You have to use different namespaces and advanced routing. This is complete agnostic to the OpenVAS-Scanner.
So I’ll take this then being more like a feature request for OpenVAS… Since like I said, for example wget works perfectly well like:
wget --bind-address=10.0.0.10 http://file
If I just could specify the source IP address for a scan task, it would work just nicely. Specifying just NIC is quite useless, at least for my setup.
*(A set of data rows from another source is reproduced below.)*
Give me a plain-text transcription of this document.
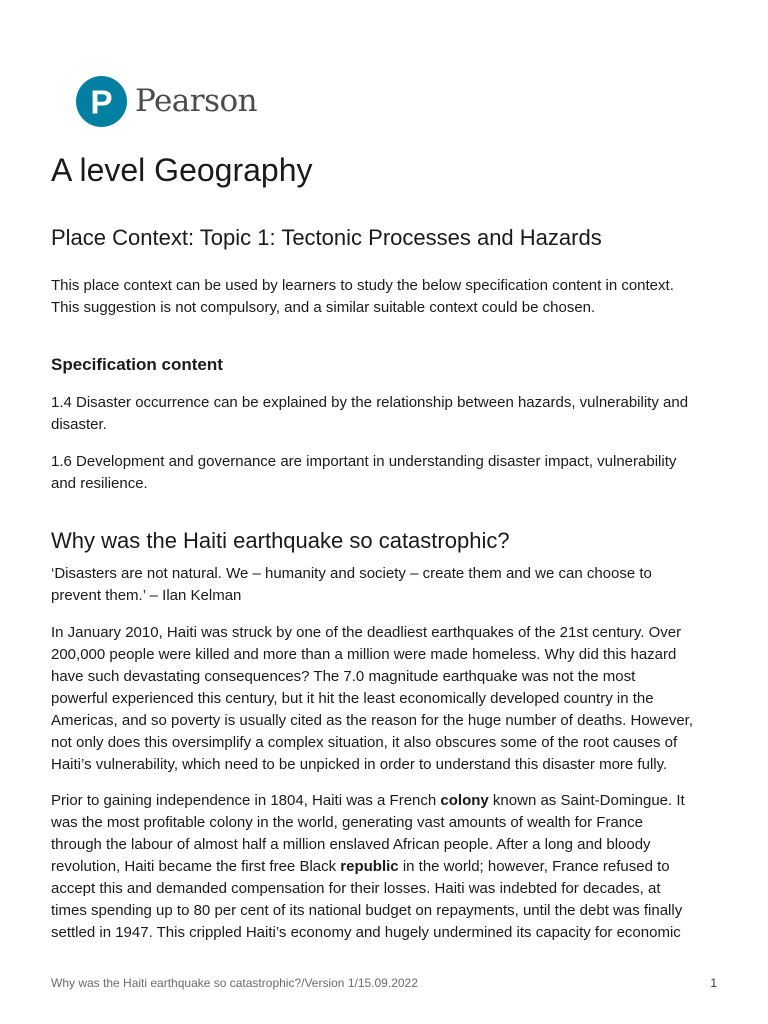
P Pearson
A level Geography
Place Context: Topic 1: Tectonic Processes and Hazards

This place context can be used by learners to study the below specification content in context.
This suggestion is not compulsory, and a similar suitable context could be chosen.

Specification content

1.4 Disaster occurrence can be explained by the relationship between hazards, vulnerability and
disaster.

1.6 Development and governance are important in understanding disaster impact, vulnerability
and resilience.

Why was the Haiti earthquake so catastrophic?

‘Disasters are not natural. We – humanity and society – create them and we can choose to
prevent them.’ – Ilan Kelman

In January 2010, Haiti was struck by one of the deadliest earthquakes of the 21st century. Over
200,000 people were killed and more than a million were made homeless. Why did this hazard
have such devastating consequences? The 7.0 magnitude earthquake was not the most
powerful experienced this century, but it hit the least economically developed country in the
Americas, and so poverty is usually cited as the reason for the huge number of deaths. However,
not only does this oversimplify a complex situation, it also obscures some of the root causes of
Haiti’s vulnerability, which need to be unpicked in order to understand this disaster more fully.

Prior to gaining independence in 1804, Haiti was a French colony known as Saint-Domingue. It
was the most profitable colony in the world, generating vast amounts of wealth for France
through the labour of almost half a million enslaved African people. After a long and bloody
revolution, Haiti became the first free Black republic in the world; however, France refused to
accept this and demanded compensation for their losses. Haiti was indebted for decades, at
times spending up to 80 per cent of its national budget on repayments, until the debt was finally
settled in 1947. This crippled Haiti’s economy and hugely undermined its capacity for economic

Why was the Haiti earthquake so catastrophic?/Version 1/15.09.2022	1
This would for example enable me to scan our DMZ IP range internally by default settings and when adding bind IP to the scan task I could use the same OpenVAS scanner to scan it externally from eth1. With just routing rules the traffic will always go either internal or external interface.
Also referring to the MAN page, I wonder why it is even possible to specify multiple IP addresses for the scanner daemon if those cannot be somehow used:
-S <ip[,ip2,…]> , --src-ip= <ip[,ip2,…]>
Force the source IP of the connections established by OpenVAS to checks need to fully establish a connection to the remote host. This option is only useful if you have a multi-homed machine with multiple public IP addresses that you would like to use instead of the default one. Example : openvassd -S 192.168.1.1,192.168.1.2,192.168.1.3,192.168.1.4 will make openvassd establish connections with a source IP of one among those listed above. For this setup to work, the host running openvassd should have multiple NICs with these IP addresses set.
That is NOT supported, this scenario takes a lot of OS Tailoring, we do this with GOS on our Physical Midrange and higher Appliances, but you need to reinvent it on your uncoordinated installation. The simple solution would be, use a master-sensor setup for this or buy an Greenbone Appliance.
Hi, I realise this is kind of old, but I have come across a similar thing; two interfaces, wanting to scan through the one that is not on the default GW - do I understand correctly that this has to be configured outside of GVM at the OS level? Thank you
EDIT: Based on what does Greenbone Vulnerability Manager decide through which NIC the scan will go?
That needs to be handled by the OS. Greenbone OS does support this from mid range physical appliance on.
Hi Lukas, thank you for the answer. Does GVM decide on the source interface based on the default gateway? It certainly seems to be the case.
EDIT: yeah, the above is the case.
Just as a friendly reminder this is not the job of GVM your OS is doing it. GVM writes raw socket packets and then your OS needs to deal with the packets.